Strain variability of the biofilm-forming ability of Salmonella enterica under various environmental conditions.

The biofilm-forming ability of 60 Salmonella enterica strains was assessed at different pH values (3.8-7.0), NaCl concentrations (0.5-8.0%) and temperatures (4-37°C). A total of 4320 biofilm formation tests (60 strains×12 different environmental conditions×6 replicates) were carried out. Biofilm formation was evaluated in tryptone soy broth after 48h of incubation in polystyrene microtiter plates using crystal violet staining, and its quantification was based on the difference between the optical density measurements of the test and negative control (uninoculated) samples (ΔOD(580nm)). The tested strains formed biofilms under a wide range of environmental conditions, while extensive strain variability was observed with the mean ΔOD(580nm) values ranging from 0 to 2.388 depending on the strain and the condition evaluated. The strain variability of biofilm formation was affected by all three of the environmental parameters tested, and appeared to increase as the environmental conditions became less favorable for the organism. In addition, the increase in the strain variability caused by pH was found to be much greater than that caused by NaCl or temperature. For example, the coefficient of variation (CV=standard deviation/mean∗100) of ΔOD(580nm) among the tested strains at pH 7.0-0.5% NaCl-37°C was 104%, while at pH 3.8-0.5% NaCl-37°C, pH 7.0-8.0% NaCl-37°C and pH 7.0-0.5% NaCl-8°C was 351.5%, 204.1% and 175.6%, respectively. The optimum conditions for biofilm formation, providing the maximum ΔOD(580nm), varied significantly among the tested strains. Among the evaluated conditions, most of the S. enterica strains were clustered as forming their highest amount of biofilm at pH 5.5 (35 strains; 58.3%), at 0.5% NaCl (29 strains; 48.3%) and at 25°C (32 strains; 53.3%).
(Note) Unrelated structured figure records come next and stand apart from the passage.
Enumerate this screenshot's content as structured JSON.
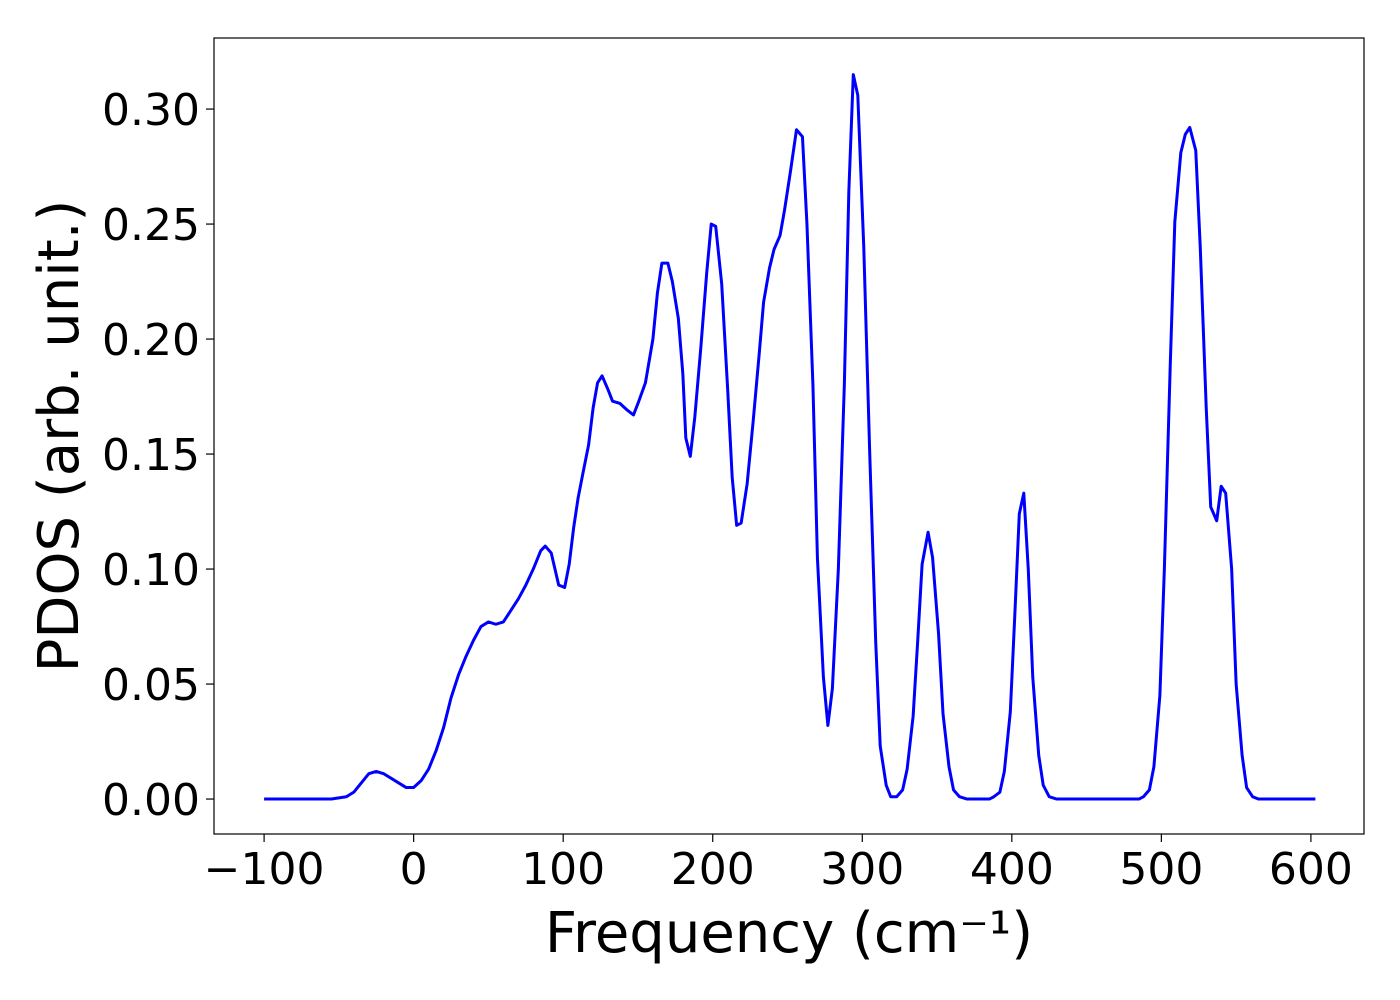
{
  "chart_data": {
    "type": "line",
    "xlabel": "Frequency (cm⁻¹)",
    "ylabel": "PDOS (arb. unit.)",
    "color": "#0000ff",
    "x": [
      -100,
      -55,
      -50,
      -45,
      -40,
      -35,
      -30,
      -25,
      -20,
      -15,
      -10,
      -5,
      0,
      5,
      10,
      15,
      20,
      25,
      30,
      35,
      40,
      45,
      50,
      55,
      60,
      65,
      70,
      75,
      80,
      85,
      88,
      92,
      97,
      101,
      104,
      107,
      110,
      113,
      117,
      120,
      123,
      126,
      130,
      133,
      138,
      143,
      147,
      150,
      155,
      160,
      163,
      166,
      170,
      173,
      177,
      180,
      182,
      185,
      188,
      192,
      196,
      199,
      202,
      206,
      210,
      213,
      216,
      219,
      223,
      227,
      231,
      234,
      238,
      241,
      245,
      248,
      252,
      256,
      260,
      263,
      267,
      270,
      274,
      277,
      280,
      284,
      288,
      291,
      294,
      297,
      301,
      305,
      309,
      312,
      316,
      319,
      323,
      327,
      330,
      334,
      337,
      340,
      344,
      347,
      351,
      354,
      358,
      361,
      365,
      370,
      385,
      388,
      392,
      395,
      399,
      402,
      405,
      408,
      411,
      414,
      418,
      421,
      425,
      430,
      485,
      488,
      492,
      495,
      499,
      502,
      506,
      509,
      513,
      516,
      519,
      523,
      526,
      530,
      533,
      537,
      540,
      543,
      547,
      550,
      554,
      557,
      561,
      565,
      603
    ],
    "values": [
      0,
      0,
      0.0005,
      0.001,
      0.003,
      0.007,
      0.011,
      0.012,
      0.011,
      0.009,
      0.007,
      0.005,
      0.005,
      0.008,
      0.013,
      0.021,
      0.031,
      0.044,
      0.054,
      0.062,
      0.069,
      0.075,
      0.077,
      0.076,
      0.077,
      0.082,
      0.087,
      0.093,
      0.1,
      0.108,
      0.11,
      0.107,
      0.093,
      0.092,
      0.102,
      0.118,
      0.131,
      0.141,
      0.154,
      0.17,
      0.181,
      0.184,
      0.178,
      0.173,
      0.172,
      0.169,
      0.167,
      0.172,
      0.181,
      0.2,
      0.22,
      0.233,
      0.233,
      0.225,
      0.209,
      0.185,
      0.157,
      0.149,
      0.166,
      0.196,
      0.229,
      0.25,
      0.249,
      0.224,
      0.178,
      0.14,
      0.119,
      0.12,
      0.137,
      0.164,
      0.193,
      0.216,
      0.231,
      0.239,
      0.245,
      0.256,
      0.273,
      0.291,
      0.288,
      0.25,
      0.18,
      0.105,
      0.053,
      0.032,
      0.048,
      0.1,
      0.18,
      0.264,
      0.315,
      0.306,
      0.24,
      0.15,
      0.068,
      0.023,
      0.006,
      0.001,
      0.001,
      0.004,
      0.013,
      0.036,
      0.068,
      0.102,
      0.116,
      0.105,
      0.072,
      0.037,
      0.014,
      0.004,
      0.001,
      0,
      0,
      0.001,
      0.003,
      0.012,
      0.038,
      0.08,
      0.124,
      0.133,
      0.1,
      0.053,
      0.019,
      0.006,
      0.001,
      0,
      0,
      0.001,
      0.004,
      0.014,
      0.045,
      0.1,
      0.19,
      0.251,
      0.281,
      0.289,
      0.292,
      0.282,
      0.24,
      0.17,
      0.127,
      0.121,
      0.136,
      0.133,
      0.1,
      0.05,
      0.019,
      0.005,
      0.001,
      0,
      0
    ],
    "xlim": [
      -133.5,
      635.5
    ],
    "ylim": [
      -0.0152,
      0.3309
    ],
    "xticks": [
      {
        "value": -100,
        "label": "−100"
      },
      0,
      100,
      200,
      300,
      400,
      500,
      600
    ],
    "yticks": [
      {
        "value": 0,
        "label": "0.00"
      },
      {
        "value": 0.05,
        "label": "0.05"
      },
      {
        "value": 0.1,
        "label": "0.10"
      },
      {
        "value": 0.15,
        "label": "0.15"
      },
      {
        "value": 0.2,
        "label": "0.20"
      },
      {
        "value": 0.25,
        "label": "0.25"
      },
      {
        "value": 0.3,
        "label": "0.30"
      }
    ],
    "grid": false
  }
}
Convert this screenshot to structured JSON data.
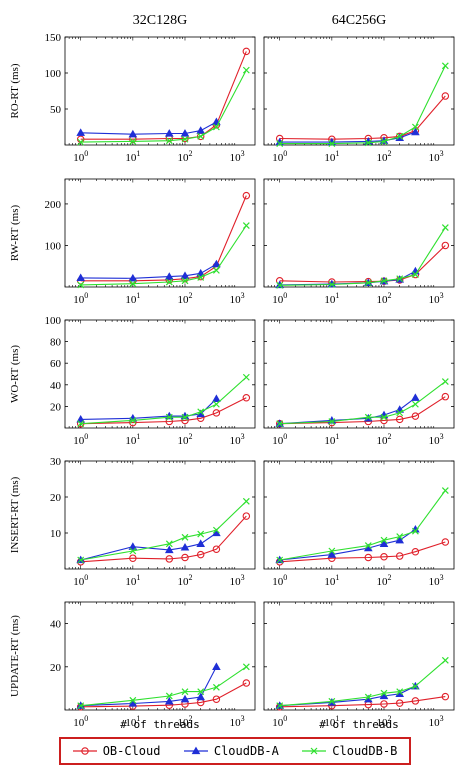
{
  "columns": [
    "32C128G",
    "64C256G"
  ],
  "xlabel": "# of threads",
  "legend": [
    {
      "name": "OB-Cloud",
      "color": "#e0202a",
      "marker": "circle"
    },
    {
      "name": "CloudDB-A",
      "color": "#1f2fd6",
      "marker": "triangle"
    },
    {
      "name": "CloudDB-B",
      "color": "#2fe02f",
      "marker": "x"
    }
  ],
  "chart_data": {
    "type": "line",
    "x": [
      1,
      10,
      50,
      100,
      200,
      400,
      1500
    ],
    "xscale": "log",
    "xlim": [
      0.5,
      2200
    ],
    "xticks": [
      {
        "v": 1,
        "label": "10^0"
      },
      {
        "v": 10,
        "label": "10^1"
      },
      {
        "v": 100,
        "label": "10^2"
      },
      {
        "v": 1000,
        "label": "10^3"
      }
    ],
    "rows": [
      {
        "ylabel": "RO-RT (ms)",
        "ylim": [
          0,
          150
        ],
        "yticks": [
          50,
          100,
          150
        ],
        "panels": [
          {
            "series": [
              {
                "name": "OB-Cloud",
                "values": [
                  8,
                  8,
                  9,
                  9,
                  12,
                  28,
                  130
                ]
              },
              {
                "name": "CloudDB-A",
                "values": [
                  17,
                  15,
                  16,
                  16,
                  20,
                  32,
                  null
                ]
              },
              {
                "name": "CloudDB-B",
                "values": [
                  4,
                  5,
                  6,
                  8,
                  12,
                  25,
                  104
                ]
              }
            ]
          },
          {
            "series": [
              {
                "name": "OB-Cloud",
                "values": [
                  9,
                  8,
                  9,
                  10,
                  12,
                  20,
                  68
                ]
              },
              {
                "name": "CloudDB-A",
                "values": [
                  4,
                  4,
                  5,
                  6,
                  10,
                  18,
                  null
                ]
              },
              {
                "name": "CloudDB-B",
                "values": [
                  2,
                  2,
                  3,
                  5,
                  12,
                  25,
                  110
                ]
              }
            ]
          }
        ]
      },
      {
        "ylabel": "RW-RT (ms)",
        "ylim": [
          0,
          260
        ],
        "yticks": [
          100,
          200
        ],
        "panels": [
          {
            "series": [
              {
                "name": "OB-Cloud",
                "values": [
                  15,
                  15,
                  17,
                  20,
                  25,
                  50,
                  220
                ]
              },
              {
                "name": "CloudDB-A",
                "values": [
                  22,
                  21,
                  25,
                  27,
                  33,
                  55,
                  null
                ]
              },
              {
                "name": "CloudDB-B",
                "values": [
                  5,
                  8,
                  12,
                  15,
                  23,
                  40,
                  148
                ]
              }
            ]
          },
          {
            "series": [
              {
                "name": "OB-Cloud",
                "values": [
                  15,
                  12,
                  13,
                  14,
                  17,
                  30,
                  100
                ]
              },
              {
                "name": "CloudDB-A",
                "values": [
                  5,
                  7,
                  10,
                  14,
                  18,
                  38,
                  null
                ]
              },
              {
                "name": "CloudDB-B",
                "values": [
                  4,
                  6,
                  10,
                  15,
                  20,
                  30,
                  143
                ]
              }
            ]
          }
        ]
      },
      {
        "ylabel": "WO-RT (ms)",
        "ylim": [
          0,
          100
        ],
        "yticks": [
          20,
          40,
          60,
          80,
          100
        ],
        "panels": [
          {
            "series": [
              {
                "name": "OB-Cloud",
                "values": [
                  4,
                  5,
                  6,
                  7,
                  9,
                  14,
                  28
                ]
              },
              {
                "name": "CloudDB-A",
                "values": [
                  8,
                  9,
                  11,
                  11,
                  13,
                  27,
                  null
                ]
              },
              {
                "name": "CloudDB-B",
                "values": [
                  4,
                  7,
                  10,
                  10,
                  15,
                  22,
                  47
                ]
              }
            ]
          },
          {
            "series": [
              {
                "name": "OB-Cloud",
                "values": [
                  4,
                  5,
                  6,
                  7,
                  8,
                  11,
                  29
                ]
              },
              {
                "name": "CloudDB-A",
                "values": [
                  4,
                  7,
                  9,
                  12,
                  17,
                  28,
                  null
                ]
              },
              {
                "name": "CloudDB-B",
                "values": [
                  4,
                  6,
                  10,
                  10,
                  14,
                  22,
                  43
                ]
              }
            ]
          }
        ]
      },
      {
        "ylabel": "INSERT-RT (ms)",
        "ylim": [
          0,
          30
        ],
        "yticks": [
          10,
          20,
          30
        ],
        "panels": [
          {
            "series": [
              {
                "name": "OB-Cloud",
                "values": [
                  2,
                  3,
                  2.8,
                  3.2,
                  4,
                  5.5,
                  14.7
                ]
              },
              {
                "name": "CloudDB-A",
                "values": [
                  2.5,
                  6.2,
                  5.3,
                  6,
                  7,
                  10,
                  null
                ]
              },
              {
                "name": "CloudDB-B",
                "values": [
                  2.5,
                  5,
                  7,
                  8.8,
                  9.7,
                  10.8,
                  18.8
                ]
              }
            ]
          },
          {
            "series": [
              {
                "name": "OB-Cloud",
                "values": [
                  2,
                  3,
                  3.2,
                  3.4,
                  3.6,
                  4.8,
                  7.5
                ]
              },
              {
                "name": "CloudDB-A",
                "values": [
                  2.5,
                  4,
                  5.8,
                  7,
                  8,
                  11,
                  null
                ]
              },
              {
                "name": "CloudDB-B",
                "values": [
                  2.5,
                  5,
                  6.5,
                  8,
                  9,
                  10.5,
                  21.8
                ]
              }
            ]
          }
        ]
      },
      {
        "ylabel": "UPDATE-RT (ms)",
        "ylim": [
          0,
          50
        ],
        "yticks": [
          20,
          40
        ],
        "panels": [
          {
            "series": [
              {
                "name": "OB-Cloud",
                "values": [
                  1.5,
                  1.8,
                  2.2,
                  2.8,
                  3.5,
                  5,
                  12.5
                ]
              },
              {
                "name": "CloudDB-A",
                "values": [
                  2,
                  3,
                  4,
                  5,
                  6,
                  20,
                  null
                ]
              },
              {
                "name": "CloudDB-B",
                "values": [
                  2,
                  4.5,
                  6.5,
                  8.5,
                  8.5,
                  10.5,
                  20
                ]
              }
            ]
          },
          {
            "series": [
              {
                "name": "OB-Cloud",
                "values": [
                  1.5,
                  2,
                  2.5,
                  2.8,
                  3.2,
                  4.2,
                  6.2
                ]
              },
              {
                "name": "CloudDB-A",
                "values": [
                  2,
                  3.5,
                  5,
                  6.5,
                  7.5,
                  11,
                  null
                ]
              },
              {
                "name": "CloudDB-B",
                "values": [
                  2,
                  4,
                  6,
                  7.8,
                  8.5,
                  11,
                  23
                ]
              }
            ]
          }
        ]
      }
    ]
  }
}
No relationships were observed between the biofilm-forming ability of the strains and their serotype or their growth kinetic behavior as this was evaluated in a previous study. The findings of this study provide useful information in advancing the current understanding of strain variability, as well as in strain selection for the evaluation of the efficacy of disinfection/sanitation procedures against biofilm formation.